La presentazione del nuovo lavoro parla di una sterzata dal prog classico ad un sibillino genere denominato… pop-gressive (questa ci mancava!!!), influenzato da esperienze disparate come la psichedelia dei sixties, David Bowie e addirittura i Tears for Fears. Non mi sento di condividere questa opinione: certamente le intenzioni eclettiche si notano nel corso dell’album, ma questo si presenta meno strampalato del previsto, pur prendendo le distanze dalle ovvie influenze dell’esordio.
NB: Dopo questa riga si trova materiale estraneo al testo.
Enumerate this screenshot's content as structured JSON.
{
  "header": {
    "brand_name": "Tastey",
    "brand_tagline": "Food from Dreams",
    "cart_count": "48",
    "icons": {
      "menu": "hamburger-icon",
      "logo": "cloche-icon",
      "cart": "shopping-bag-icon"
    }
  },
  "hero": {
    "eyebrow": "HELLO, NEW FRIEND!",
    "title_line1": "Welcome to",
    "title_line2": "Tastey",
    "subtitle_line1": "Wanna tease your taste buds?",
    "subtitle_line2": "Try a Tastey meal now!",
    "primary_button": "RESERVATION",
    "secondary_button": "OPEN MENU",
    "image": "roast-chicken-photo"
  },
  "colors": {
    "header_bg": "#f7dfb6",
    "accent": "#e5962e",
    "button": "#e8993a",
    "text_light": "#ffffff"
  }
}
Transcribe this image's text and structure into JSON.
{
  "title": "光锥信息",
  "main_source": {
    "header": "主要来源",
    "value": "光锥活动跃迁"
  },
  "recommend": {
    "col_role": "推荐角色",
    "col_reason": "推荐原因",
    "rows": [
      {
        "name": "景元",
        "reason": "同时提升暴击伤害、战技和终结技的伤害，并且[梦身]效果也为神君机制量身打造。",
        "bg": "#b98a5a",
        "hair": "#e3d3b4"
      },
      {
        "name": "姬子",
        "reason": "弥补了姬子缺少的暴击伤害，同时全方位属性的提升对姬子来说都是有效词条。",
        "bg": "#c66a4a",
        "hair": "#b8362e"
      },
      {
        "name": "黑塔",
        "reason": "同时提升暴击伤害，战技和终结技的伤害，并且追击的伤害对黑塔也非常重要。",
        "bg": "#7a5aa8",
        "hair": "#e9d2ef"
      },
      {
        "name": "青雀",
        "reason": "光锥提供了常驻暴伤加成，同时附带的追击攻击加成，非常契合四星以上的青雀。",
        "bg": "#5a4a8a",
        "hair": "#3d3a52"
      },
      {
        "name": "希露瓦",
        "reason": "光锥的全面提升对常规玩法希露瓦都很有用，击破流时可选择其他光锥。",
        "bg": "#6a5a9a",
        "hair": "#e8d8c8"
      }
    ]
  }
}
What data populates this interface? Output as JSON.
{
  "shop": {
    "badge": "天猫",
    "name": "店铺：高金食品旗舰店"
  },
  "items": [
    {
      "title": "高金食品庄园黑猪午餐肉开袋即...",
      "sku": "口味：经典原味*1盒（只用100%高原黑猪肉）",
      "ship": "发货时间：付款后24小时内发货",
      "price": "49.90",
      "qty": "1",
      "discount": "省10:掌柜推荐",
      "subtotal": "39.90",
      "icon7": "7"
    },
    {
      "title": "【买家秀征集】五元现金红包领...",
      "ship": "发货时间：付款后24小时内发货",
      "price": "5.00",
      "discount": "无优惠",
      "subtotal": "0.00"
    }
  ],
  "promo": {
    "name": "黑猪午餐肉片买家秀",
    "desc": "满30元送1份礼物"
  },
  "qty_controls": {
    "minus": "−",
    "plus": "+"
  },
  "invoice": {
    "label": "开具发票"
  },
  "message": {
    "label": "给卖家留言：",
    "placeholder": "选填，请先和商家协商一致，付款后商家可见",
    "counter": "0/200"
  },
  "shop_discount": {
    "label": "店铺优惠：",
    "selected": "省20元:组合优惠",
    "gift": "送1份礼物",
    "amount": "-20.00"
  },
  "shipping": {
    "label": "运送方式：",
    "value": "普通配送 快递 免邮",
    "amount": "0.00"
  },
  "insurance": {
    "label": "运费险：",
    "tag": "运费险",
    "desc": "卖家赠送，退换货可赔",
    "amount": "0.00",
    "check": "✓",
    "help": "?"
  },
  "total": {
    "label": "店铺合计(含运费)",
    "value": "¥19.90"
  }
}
Piuttosto che virare verso il pop, si notano tendenze new-prog anni ’80 e ’90 (Shadowland, Final Conflict…) che a dire il vero non fanno gridare al miracolo e non riescono a vivacizzare un ascolto eccessivamente “piatto” e avaro di emozioni. Mentre la chitarra riesce a tessere trame interessanti, suonando piacevolmente liquida, purtroppo non si può dire lo stesso delle tastiere: le timbriche usate a volte risultano sintetiche e irritanti (come nella lunga “Did you say salmon?”). La band ha puntato molto sulle armonie vocali e ciò e particolamente evidente proprio nel brano citato, tuttavia la voce solista di Berthuit (autore anche degli arrangiamenti) risulta un po’ monocorde e non si adatta granché alle tendenze teatrali/recitative che emergono a tratti (cfr. “The high muckity-mucks” o l’eccentrica sezione operistica di “Fore”), meglio in contesti melodici come la ballata acustica “It will be fine”.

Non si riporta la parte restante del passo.